My jeans are too short…again! One of the disadvantages of being fairly tall at 176cm (roughly 5′ 9″). It’s great being able to reach things on the high shelves and being able to wash the roof of the car easily, but I do wish I could wear high heels without towering over everybody. Oh and often than not ready to wear pants are just to short.
I could go and visit the special Jeans store that sells them in varying leg lengths but my budget conscious self just couldn’t leave the $9 a pair jeans that I saw a The Warehouse. And to be honest I buy straight leg jeans and roll them up to wear in summer! With the cooler weather now coming to New Zealand it is time to start thinking longer in the pants the department. So I rolled them down and thought just maybe they would be alright as they were…nope. Always reminds me of a saying we used at High School ‘Urkle Pants’ for the TV show Family Matters!
Luckily for me I only need to add a little length and as long as they have a double folded hem this little trick works well. If you are needing more length then maybe you could add a strip along the bottom, a favourite pair of jeans I had as a teen had a pink fabric strip sewn onto the hem by my sister! If only I had a photo of those to share!
- A pair of too short jeans/pants
- Single Fold Bias Tape (Or Double pressed open) – Make your own Bias Tape with this tutorial
- Seam Ripper
- Matching Thread
- Sellotape or Lint Roller (optional)
Step 1 – Remove Existing Hem
First we need to remove the existing hem. I like to make a little start using the pointed end of the seam ripper (aka unpicker, quick unpick etc).
The insert the short end with the round plastic ball on the end inside the seam. As in photo above. Then gently push up while holding the seam stable with your free hand. This works better on more solid fabric so be careful or you will end up with a hole. DO NOT insert the pointed end into the opening as this will puncture the fabric and pretty much guarantee a hole!
Once you have gone right the way around you will be left with little cut threads everywhere. Remove the long threads by hand and then…
Wrap a piece of Sellotape around your fingers with the sticky side out (or a lint roller works too). Then press down on the small lose threads to collect them all up easily.
Step 2 – Prep and Press
To prepare the hem we need to remove all the frayed ends from the raw edge. It never ceases to amaze me how badly some RTW clothing is put together. The width of the hem is all over the place luckily it won’t matter this time.
After a neat trim it should look more like above. Turn the Pants inside out.
Press the new hem in place. I just unfolded it by one turn so added a bit over 1cm (3/8″) to the length.
Step 3 – Pin and Join Bias Tape
Starting about 1cm (3/8″) over the inseam pin your bias over the raw edge.
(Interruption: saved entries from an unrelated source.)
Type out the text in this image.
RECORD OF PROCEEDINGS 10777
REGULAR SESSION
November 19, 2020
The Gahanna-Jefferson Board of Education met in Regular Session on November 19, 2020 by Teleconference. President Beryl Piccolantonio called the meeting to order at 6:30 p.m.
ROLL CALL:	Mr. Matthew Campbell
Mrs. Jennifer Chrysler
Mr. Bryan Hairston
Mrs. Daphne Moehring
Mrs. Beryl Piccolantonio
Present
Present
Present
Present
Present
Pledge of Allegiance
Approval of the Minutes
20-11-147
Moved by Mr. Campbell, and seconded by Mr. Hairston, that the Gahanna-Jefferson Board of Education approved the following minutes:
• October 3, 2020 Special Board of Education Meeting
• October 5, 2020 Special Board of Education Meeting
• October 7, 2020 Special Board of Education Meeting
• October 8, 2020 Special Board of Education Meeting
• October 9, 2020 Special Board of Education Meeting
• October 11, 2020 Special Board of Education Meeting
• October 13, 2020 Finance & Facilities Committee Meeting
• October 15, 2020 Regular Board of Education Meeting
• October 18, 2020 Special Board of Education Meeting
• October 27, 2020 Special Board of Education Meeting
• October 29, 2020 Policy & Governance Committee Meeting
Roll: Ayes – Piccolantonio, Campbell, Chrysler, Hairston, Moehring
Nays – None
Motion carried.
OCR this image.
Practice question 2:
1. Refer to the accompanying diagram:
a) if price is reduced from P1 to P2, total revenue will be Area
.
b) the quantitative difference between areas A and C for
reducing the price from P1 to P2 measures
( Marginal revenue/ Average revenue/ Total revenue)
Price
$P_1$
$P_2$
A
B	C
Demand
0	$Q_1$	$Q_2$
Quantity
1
How close you go to the edge is up to you, it will determine where the seams end up on the outside.
Cut the bias with at least the same 1cm (3/8″) overlap on the other side of the inseam too (so the bias tape should overlap by at least 2cm (3/4″).
Mark the position of the inseam on the underneath layer of bias tape.
Lay the top layer over and mark the same inseam position.
Remove the two pins closest the the inseam.
This will give you enough room the move the bias around. With the right sides facing and taking care that there are no twists, place the two marks together.
Pin in place. I like to pin about 1cm (3/8″) in from the marks so that I can leave the pin in when sewing. I missed this bit but ideally you should fold the bias tape open before sewing!
Sew a straight stitch at the marks. Don’t forget to back stitch at the beginning and end.
Remove the pin and press the join open.
Re-pin the bias to the hem.
Step 4 – Sew on Bias Tape
Starting with the side nearest the folded hem, sew with a straight stitch close to the edge of the bias tape. Go right round in one go (back stitch!)
Repeat on the further side of the bias tape. The bias tape should enclose the raw edge and give a nice neat finish. The bias tape will also add stability as the new hem is now thinner than it was when folded double.